In a post today, Alex Kane asked the question, ‘Is another ‘Cast Lead’ in the offing?‘ I wanted to just add a couple of supplementary thoughts on the current “escalation” in Gaza.
Firstly, the AIC have published a useful article that includes a chronological summary of events in the last week or so:
On 16 March the Israeli air force attacked a Hamas training base near the former settlement of Netzarim. Two Hamas militants, Adana Eshtaiwi, 27 years old, and Ghassan Abu Amro, 25 years old, were killed in the attack, while a third person was injured.
While “the Israeli military claimed the strike was in response to a single mortar projectile launched from the Gaza Strip into southern Israel”, the AIC observes that “no Palestinian faction claimed responsibility for the firing, and the Israeli press reported that the projectile was launched by a small, unknown organization.”
This was a point reflected in a piece in Ha’aretz on 20 March.

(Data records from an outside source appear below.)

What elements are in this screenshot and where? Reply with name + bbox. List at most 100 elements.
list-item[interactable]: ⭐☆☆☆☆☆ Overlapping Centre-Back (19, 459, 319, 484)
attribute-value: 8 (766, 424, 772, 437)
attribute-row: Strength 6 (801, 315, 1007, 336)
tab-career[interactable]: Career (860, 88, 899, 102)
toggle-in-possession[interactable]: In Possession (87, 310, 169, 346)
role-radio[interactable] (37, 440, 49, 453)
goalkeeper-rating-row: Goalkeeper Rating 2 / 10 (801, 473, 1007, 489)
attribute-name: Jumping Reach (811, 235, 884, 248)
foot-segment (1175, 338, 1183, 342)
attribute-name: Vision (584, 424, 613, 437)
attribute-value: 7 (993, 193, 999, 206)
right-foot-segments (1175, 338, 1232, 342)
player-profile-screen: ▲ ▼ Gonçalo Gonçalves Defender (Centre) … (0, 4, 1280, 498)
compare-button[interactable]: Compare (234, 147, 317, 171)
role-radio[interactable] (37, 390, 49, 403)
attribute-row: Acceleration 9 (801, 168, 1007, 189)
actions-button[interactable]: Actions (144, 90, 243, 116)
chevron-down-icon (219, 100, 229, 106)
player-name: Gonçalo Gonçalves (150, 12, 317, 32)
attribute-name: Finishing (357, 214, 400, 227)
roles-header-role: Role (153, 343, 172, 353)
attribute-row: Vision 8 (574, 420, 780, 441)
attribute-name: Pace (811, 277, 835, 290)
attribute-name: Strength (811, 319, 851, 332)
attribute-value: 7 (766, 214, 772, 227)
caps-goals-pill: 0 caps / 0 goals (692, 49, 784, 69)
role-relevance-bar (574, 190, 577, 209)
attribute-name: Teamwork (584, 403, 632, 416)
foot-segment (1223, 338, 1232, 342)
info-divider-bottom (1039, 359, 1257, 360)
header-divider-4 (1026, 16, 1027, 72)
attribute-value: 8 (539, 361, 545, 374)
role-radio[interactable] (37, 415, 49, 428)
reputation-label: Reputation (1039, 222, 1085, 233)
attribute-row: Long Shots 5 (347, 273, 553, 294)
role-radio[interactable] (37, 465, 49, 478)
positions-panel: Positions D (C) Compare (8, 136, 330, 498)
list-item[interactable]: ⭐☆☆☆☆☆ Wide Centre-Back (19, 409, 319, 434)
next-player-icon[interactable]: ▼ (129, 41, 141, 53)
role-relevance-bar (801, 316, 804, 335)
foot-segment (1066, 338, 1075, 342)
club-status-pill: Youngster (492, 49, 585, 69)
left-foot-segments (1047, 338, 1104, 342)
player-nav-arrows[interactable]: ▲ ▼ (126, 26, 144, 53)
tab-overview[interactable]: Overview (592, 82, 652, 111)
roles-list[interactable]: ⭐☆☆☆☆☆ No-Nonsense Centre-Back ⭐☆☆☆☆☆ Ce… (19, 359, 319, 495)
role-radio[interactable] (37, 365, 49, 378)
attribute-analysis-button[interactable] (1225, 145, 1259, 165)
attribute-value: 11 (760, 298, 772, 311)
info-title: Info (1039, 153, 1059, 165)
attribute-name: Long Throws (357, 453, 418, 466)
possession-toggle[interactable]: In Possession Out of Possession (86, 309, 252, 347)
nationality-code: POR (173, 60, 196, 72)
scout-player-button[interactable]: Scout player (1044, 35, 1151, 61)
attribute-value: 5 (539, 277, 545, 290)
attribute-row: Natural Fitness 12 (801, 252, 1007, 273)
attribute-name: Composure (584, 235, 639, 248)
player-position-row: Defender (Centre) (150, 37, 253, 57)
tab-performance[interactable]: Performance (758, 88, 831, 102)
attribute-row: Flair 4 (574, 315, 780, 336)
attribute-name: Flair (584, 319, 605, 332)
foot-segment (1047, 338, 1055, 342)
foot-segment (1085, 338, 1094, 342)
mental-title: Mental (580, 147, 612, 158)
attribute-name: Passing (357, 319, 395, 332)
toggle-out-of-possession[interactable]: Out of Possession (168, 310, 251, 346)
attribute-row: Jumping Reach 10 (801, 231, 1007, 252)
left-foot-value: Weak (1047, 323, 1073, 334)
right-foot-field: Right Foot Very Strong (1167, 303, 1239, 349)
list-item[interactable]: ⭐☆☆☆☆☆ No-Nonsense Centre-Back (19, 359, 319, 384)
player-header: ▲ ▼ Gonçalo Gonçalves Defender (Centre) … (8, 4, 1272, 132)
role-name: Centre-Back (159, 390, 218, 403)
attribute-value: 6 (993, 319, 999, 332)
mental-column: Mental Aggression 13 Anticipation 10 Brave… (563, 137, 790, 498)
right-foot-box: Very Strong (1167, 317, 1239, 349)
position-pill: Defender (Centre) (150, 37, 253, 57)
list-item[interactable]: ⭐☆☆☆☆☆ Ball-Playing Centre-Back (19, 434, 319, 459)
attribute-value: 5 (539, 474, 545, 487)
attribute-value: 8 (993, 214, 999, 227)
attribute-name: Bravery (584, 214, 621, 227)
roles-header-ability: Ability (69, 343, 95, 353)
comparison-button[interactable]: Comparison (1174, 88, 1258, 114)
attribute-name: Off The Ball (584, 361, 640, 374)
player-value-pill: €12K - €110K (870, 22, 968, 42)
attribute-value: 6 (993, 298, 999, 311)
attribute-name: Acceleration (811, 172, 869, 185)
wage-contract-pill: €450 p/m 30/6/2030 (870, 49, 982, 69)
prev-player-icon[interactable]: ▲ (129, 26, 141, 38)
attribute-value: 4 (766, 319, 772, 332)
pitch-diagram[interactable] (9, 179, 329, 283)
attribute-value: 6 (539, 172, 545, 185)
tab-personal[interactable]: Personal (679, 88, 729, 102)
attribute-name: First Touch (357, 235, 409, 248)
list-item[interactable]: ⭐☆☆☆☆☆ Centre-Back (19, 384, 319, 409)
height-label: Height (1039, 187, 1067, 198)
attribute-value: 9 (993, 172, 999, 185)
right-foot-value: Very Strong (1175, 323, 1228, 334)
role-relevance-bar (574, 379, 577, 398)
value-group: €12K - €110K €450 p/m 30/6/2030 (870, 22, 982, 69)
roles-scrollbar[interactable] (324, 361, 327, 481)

Avi Issacharoff and Amos Harel observed that the previous day’s mortar fire was presented by Hamas as a response to the IDF’s fatal strike against Hamas forces on 16 March, which in turn was said to have been “precipitated by a Qassam strike a few hours earlier”. Then the two analysts wrote:
Hamas said – and to a certain extent justifiably – that Israel had exceeded the unwritten rules of the game. The Qassam had been fired by a marginal Palestinian group, and the accepted response would have been a bombing of empty Hamas offices or an escape tunnel without casualties.
So as Alex pointed out, the parallels are there, particularly in terms of both establishing an atmosphere of ‘inevitability’ about an assault as well as provoking Hamas into a response to create the PR-friendly casus belli (as in 2008).
Secondly, some have suggested that Hamas’ mortar fire last week was designed to derail reconciliation efforts, or distract from March 15 protests. This is possible. However, it is also plausible that Netanyahu is seeking to stir up a ‘cycle of violence’ in Gaza/the south as a response to being pushed into a corner internationally, and facing numerous domestic political challenges.